Find the median index of the list of positions. If there are an even number of chocolates, any median index between the two central ones works. The median minimizes the sum of distances.
Compute the total number of seconds as the sum of absolute differences between each chocolate's index and the median index. This corresponds to the minimal moves needed.
Return the computed total.

Why it works: The sum of absolute differences is minimized when the target position is the median. By moving each chocolate to this median, we guarantee minimal total distance. Consolidating around any other point would strictly increase the sum of distances. The algorithm handles all edge cases because it works even when chocolates are at the boundaries or already contiguous.

Python Solution

import sys
input = sys.stdin.readline

n = int(input())
a = list(map(int, input().split()))

positions = [i for i, val in enumerate(a) if val == 1]

if len(positions) == 1:
    print(0)
else:
    m = len(positions)
    median_index = positions[m // 2]
    total_moves = sum(abs(pos - median_index) for pos in positions)
    print(total_moves)

The code first collects the positions of all chocolates. The median is determined by integer division of the length of this list. The sum of absolute differences computes the minimal total moves. Using list comprehension simplifies the positions collection. Since the problem guarantees at least one chocolate, we do not need to handle empty arrays separately. We use zero-based indexing to simplify distance computation.

Worked Examples

Sample Input 1:

3
1 0 1

Positions of chocolates: [0, 2]

Median index: 2 // 2 = 1 → median position is 0 (or 2, same result)

Total moves: abs(0-1) + abs(2-1) = 1 + 1 = 2

This matches the sample output.

Custom Input 2:

5
1 0 0 1 1

Positions of chocolates: [0, 3, 4]

Median index: 3 // 2 = 1 → median position is 3

Total moves: abs(0-3) + abs(3-3) + abs(4-3) = 3 + 0 + 1 = 4

This demonstrates that the median minimizes the total moves, and consolidating around any other index would require more seconds.

Complexity Analysis

Measure	Complexity	Explanation
Time	O(n)	Iterating through the array and summing distances over at most n chocolates
Space	O(n)	Storing the positions of all chocolates

Given $n \le 10^5$, this algorithm runs in linear time and fits comfortably within the 1-second time limit and 256 MB memory limit.

Test Cases

import sys, io

def run(inp: str) -> str:
    sys.stdin = io.StringIO(inp)
    n = int(input())
    a = list(map(int, input().split()))
    positions = [i for i, val in enumerate(a) if val == 1]
    if len(positions) == 1:
        return "0"
    m = len(positions)
    median_index = positions[m // 2]
    total_moves = sum(abs(pos - median_index) for pos in positions)
    return str(total_moves)

# provided samples
assert run("3\n1 0 1\n") == "2", "sample 1"

# custom cases
assert run("5\n1 0 0 1 1\n") == "4", "cluster with 3 chocolates"
assert run("1\n1\n") == "0", "single chocolate"
assert run("5\n0 1 0 0 1\n") == "2", "chocolates at boundaries"
assert run("6\n1 0 1 0 1 0\n") == "4", "even spread"

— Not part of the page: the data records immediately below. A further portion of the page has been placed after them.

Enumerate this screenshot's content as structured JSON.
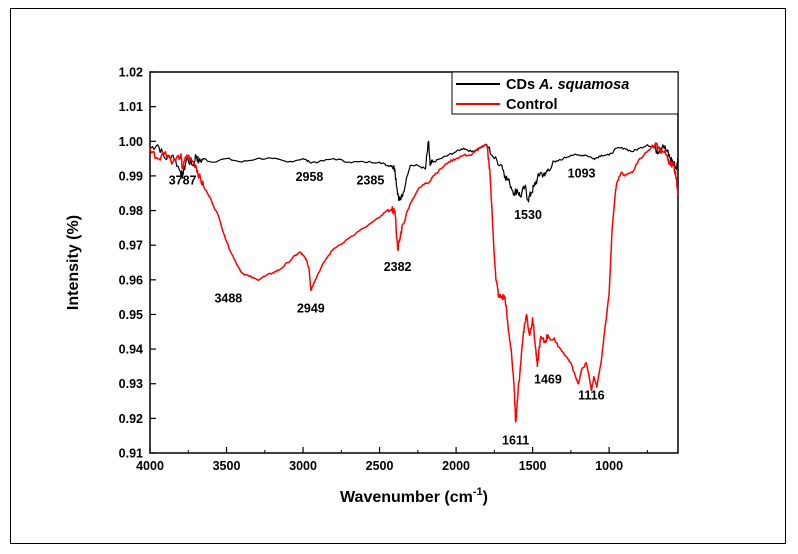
{
  "chart_data": {
    "type": "line",
    "title": "",
    "xlabel": "Wavenumber (cm",
    "xlabel_sup": "-1",
    "xlabel_close": ")",
    "ylabel": "Intensity (%)",
    "xlim": [
      4000,
      550
    ],
    "ylim": [
      0.91,
      1.02
    ],
    "x_reversed": true,
    "x_ticks": [
      4000,
      3500,
      3000,
      2500,
      2000,
      1500,
      1000
    ],
    "y_ticks": [
      "0.91",
      "0.92",
      "0.93",
      "0.94",
      "0.95",
      "0.96",
      "0.97",
      "0.98",
      "0.99",
      "1.00",
      "1.01",
      "1.02"
    ],
    "grid": false,
    "legend_position": "top-right",
    "legend": [
      {
        "name_plain": "CDs ",
        "name_italic": "A. squamosa",
        "color": "#000000"
      },
      {
        "name_plain": "Control",
        "name_italic": "",
        "color": "#ff0000"
      }
    ],
    "series": [
      {
        "name": "CDs A. squamosa",
        "color": "#000000",
        "x": [
          4000,
          3950,
          3900,
          3850,
          3800,
          3787,
          3760,
          3720,
          3700,
          3680,
          3650,
          3600,
          3500,
          3400,
          3300,
          3200,
          3100,
          3000,
          2958,
          2900,
          2800,
          2700,
          2600,
          2500,
          2450,
          2420,
          2400,
          2385,
          2370,
          2350,
          2320,
          2300,
          2250,
          2200,
          2180,
          2170,
          2150,
          2100,
          2050,
          2000,
          1950,
          1900,
          1850,
          1800,
          1750,
          1700,
          1680,
          1650,
          1620,
          1600,
          1580,
          1550,
          1530,
          1510,
          1490,
          1470,
          1450,
          1420,
          1400,
          1350,
          1300,
          1250,
          1200,
          1150,
          1100,
          1093,
          1050,
          1000,
          950,
          900,
          850,
          800,
          750,
          700,
          680,
          650,
          620,
          600,
          580,
          560,
          550
        ],
        "y": [
          0.998,
          0.999,
          0.995,
          0.996,
          0.991,
          0.99,
          0.995,
          0.993,
          0.996,
          0.994,
          0.995,
          0.994,
          0.995,
          0.994,
          0.995,
          0.995,
          0.994,
          0.995,
          0.994,
          0.994,
          0.995,
          0.994,
          0.994,
          0.994,
          0.993,
          0.993,
          0.992,
          0.986,
          0.983,
          0.984,
          0.99,
          0.993,
          0.993,
          0.992,
          1.0,
          0.993,
          0.994,
          0.995,
          0.996,
          0.997,
          0.998,
          0.997,
          0.998,
          0.999,
          0.995,
          0.993,
          0.99,
          0.988,
          0.985,
          0.986,
          0.984,
          0.987,
          0.983,
          0.985,
          0.987,
          0.989,
          0.991,
          0.99,
          0.992,
          0.994,
          0.995,
          0.996,
          0.996,
          0.996,
          0.995,
          0.995,
          0.996,
          0.996,
          0.998,
          0.998,
          0.997,
          0.998,
          0.999,
          0.998,
          0.997,
          0.999,
          0.997,
          0.995,
          0.994,
          0.992,
          0.995
        ]
      },
      {
        "name": "Control",
        "color": "#ff0000",
        "x": [
          4000,
          3950,
          3900,
          3850,
          3800,
          3787,
          3760,
          3720,
          3700,
          3680,
          3650,
          3600,
          3550,
          3500,
          3450,
          3400,
          3350,
          3300,
          3250,
          3200,
          3150,
          3100,
          3050,
          3020,
          3000,
          2980,
          2960,
          2949,
          2940,
          2920,
          2900,
          2850,
          2800,
          2700,
          2600,
          2500,
          2450,
          2420,
          2400,
          2382,
          2370,
          2350,
          2300,
          2250,
          2200,
          2150,
          2100,
          2050,
          2000,
          1950,
          1900,
          1850,
          1800,
          1780,
          1760,
          1740,
          1720,
          1700,
          1680,
          1660,
          1640,
          1620,
          1611,
          1600,
          1580,
          1560,
          1540,
          1520,
          1500,
          1480,
          1469,
          1450,
          1420,
          1400,
          1350,
          1300,
          1250,
          1220,
          1200,
          1180,
          1150,
          1130,
          1116,
          1100,
          1080,
          1050,
          1030,
          1000,
          980,
          960,
          950,
          920,
          900,
          850,
          800,
          750,
          700,
          680,
          650,
          620,
          600,
          580,
          560,
          550
        ],
        "y": [
          0.998,
          0.995,
          0.997,
          0.994,
          0.996,
          0.992,
          0.996,
          0.994,
          0.993,
          0.99,
          0.987,
          0.983,
          0.978,
          0.971,
          0.966,
          0.962,
          0.961,
          0.96,
          0.961,
          0.962,
          0.963,
          0.965,
          0.967,
          0.968,
          0.967,
          0.966,
          0.963,
          0.957,
          0.958,
          0.96,
          0.962,
          0.966,
          0.969,
          0.972,
          0.975,
          0.978,
          0.98,
          0.98,
          0.98,
          0.969,
          0.971,
          0.976,
          0.982,
          0.986,
          0.988,
          0.99,
          0.992,
          0.994,
          0.995,
          0.996,
          0.996,
          0.998,
          0.999,
          0.992,
          0.975,
          0.96,
          0.955,
          0.955,
          0.955,
          0.946,
          0.94,
          0.928,
          0.919,
          0.925,
          0.935,
          0.945,
          0.95,
          0.944,
          0.949,
          0.94,
          0.935,
          0.943,
          0.942,
          0.944,
          0.942,
          0.939,
          0.936,
          0.932,
          0.93,
          0.934,
          0.936,
          0.932,
          0.928,
          0.932,
          0.929,
          0.937,
          0.945,
          0.956,
          0.975,
          0.985,
          0.988,
          0.991,
          0.99,
          0.991,
          0.995,
          0.997,
          0.999,
          0.998,
          0.997,
          0.996,
          0.993,
          0.994,
          0.989,
          0.985
        ]
      }
    ],
    "annotations": [
      {
        "text": "3787",
        "x": 3787,
        "y": 0.9875
      },
      {
        "text": "2958",
        "x": 2958,
        "y": 0.9885
      },
      {
        "text": "2385",
        "x": 2560,
        "y": 0.9875
      },
      {
        "text": "1530",
        "x": 1530,
        "y": 0.9775
      },
      {
        "text": "1093",
        "x": 1180,
        "y": 0.9895
      },
      {
        "text": "3488",
        "x": 3488,
        "y": 0.9535
      },
      {
        "text": "2949",
        "x": 2949,
        "y": 0.9505
      },
      {
        "text": "2382",
        "x": 2382,
        "y": 0.9625
      },
      {
        "text": "1611",
        "x": 1611,
        "y": 0.9125
      },
      {
        "text": "1469",
        "x": 1400,
        "y": 0.93
      },
      {
        "text": "1116",
        "x": 1116,
        "y": 0.9255
      }
    ]
  }
}
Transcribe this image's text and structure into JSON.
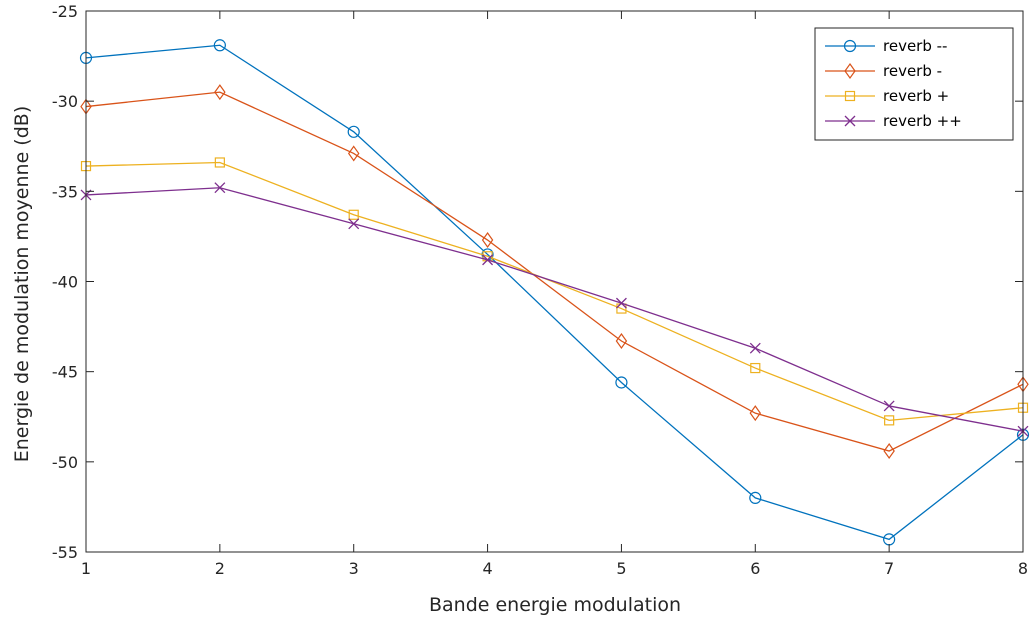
{
  "chart_data": {
    "type": "line",
    "title": "",
    "xlabel": "Bande energie modulation",
    "ylabel": "Energie de modulation moyenne (dB)",
    "x": [
      1,
      2,
      3,
      4,
      5,
      6,
      7,
      8
    ],
    "xlim": [
      1,
      8
    ],
    "ylim": [
      -55,
      -25
    ],
    "xticks": [
      1,
      2,
      3,
      4,
      5,
      6,
      7,
      8
    ],
    "yticks": [
      -25,
      -30,
      -35,
      -40,
      -45,
      -50,
      -55
    ],
    "grid": false,
    "legend_position": "top-right",
    "series": [
      {
        "name": "reverb --",
        "color": "#0072BD",
        "marker": "circle",
        "values": [
          -27.6,
          -26.9,
          -31.7,
          -38.5,
          -45.6,
          -52.0,
          -54.3,
          -48.5
        ]
      },
      {
        "name": "reverb -",
        "color": "#D95319",
        "marker": "diamond",
        "values": [
          -30.3,
          -29.5,
          -32.9,
          -37.7,
          -43.3,
          -47.3,
          -49.4,
          -45.7
        ]
      },
      {
        "name": "reverb +",
        "color": "#EDB120",
        "marker": "square",
        "values": [
          -33.6,
          -33.4,
          -36.3,
          -38.6,
          -41.5,
          -44.8,
          -47.7,
          -47.0
        ]
      },
      {
        "name": "reverb ++",
        "color": "#7E2F8E",
        "marker": "cross",
        "values": [
          -35.2,
          -34.8,
          -36.8,
          -38.8,
          -41.2,
          -43.7,
          -46.9,
          -48.3
        ]
      }
    ]
  }
}
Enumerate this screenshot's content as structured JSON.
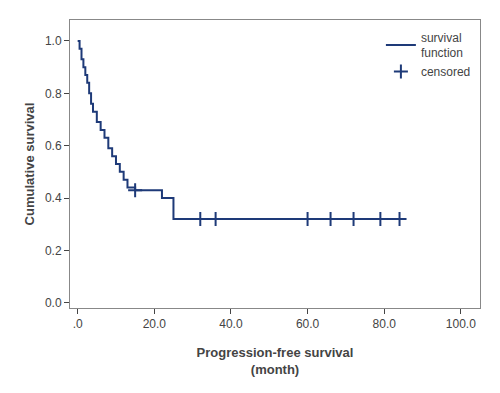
{
  "chart_data": {
    "type": "line",
    "xlabel": "Progression-free survival\n(month)",
    "ylabel": "Cumulative survival",
    "xlim": [
      -2,
      105
    ],
    "ylim": [
      -0.02,
      1.08
    ],
    "xticks": [
      {
        "value": 0,
        "label": ".0"
      },
      {
        "value": 20,
        "label": "20.0"
      },
      {
        "value": 40,
        "label": "40.0"
      },
      {
        "value": 60,
        "label": "60.0"
      },
      {
        "value": 80,
        "label": "80.0"
      },
      {
        "value": 100,
        "label": "100.0"
      }
    ],
    "yticks": [
      {
        "value": 0.0,
        "label": "0.0"
      },
      0.2,
      0.4,
      0.6,
      0.8,
      {
        "value": 1.0,
        "label": "1.0"
      }
    ],
    "grid": false,
    "legend": "upper right",
    "series": [
      {
        "name": "survival\nfunction",
        "type": "step",
        "color": "#1E3A78",
        "x": [
          0,
          0.5,
          1,
          1.5,
          2,
          2.5,
          3,
          3.5,
          4,
          5,
          6,
          7,
          8,
          9,
          10,
          11,
          12,
          13,
          15,
          18,
          22,
          25,
          27,
          30,
          84,
          85
        ],
        "values": [
          1.0,
          0.97,
          0.93,
          0.9,
          0.87,
          0.84,
          0.8,
          0.76,
          0.73,
          0.69,
          0.66,
          0.63,
          0.59,
          0.56,
          0.53,
          0.5,
          0.47,
          0.44,
          0.43,
          0.43,
          0.4,
          0.32,
          0.32,
          0.32,
          0.32,
          0.32
        ]
      },
      {
        "name": "censored",
        "type": "scatter",
        "marker": "plus",
        "color": "#1E3A78",
        "x": [
          15,
          32,
          36,
          60,
          66,
          72,
          79,
          84
        ],
        "values": [
          0.43,
          0.32,
          0.32,
          0.32,
          0.32,
          0.32,
          0.32,
          0.32
        ]
      }
    ]
  }
}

Test input	Expected output	What it validates
3 1 0 1	2	basic spread
5 1 0 0 1 1	4	consolidation with 3 chocolates
1 1	0	single chocolate case
5 0 1 0 0 1	2	boundary positions
6 1 0 1 0 1 0	4	even spread

Edge Cases

When there is only one chocolate, Alice is already happy, so the output is 0. The algorithm correctly returns this. When chocolates are at the ends of the array, the median calculation ensures minimal total moves without requiring explicit handling of boundaries. The algorithm also handles consecutive chocolates naturally because the sum of absolute differences over the median will be zero if they are already contiguous.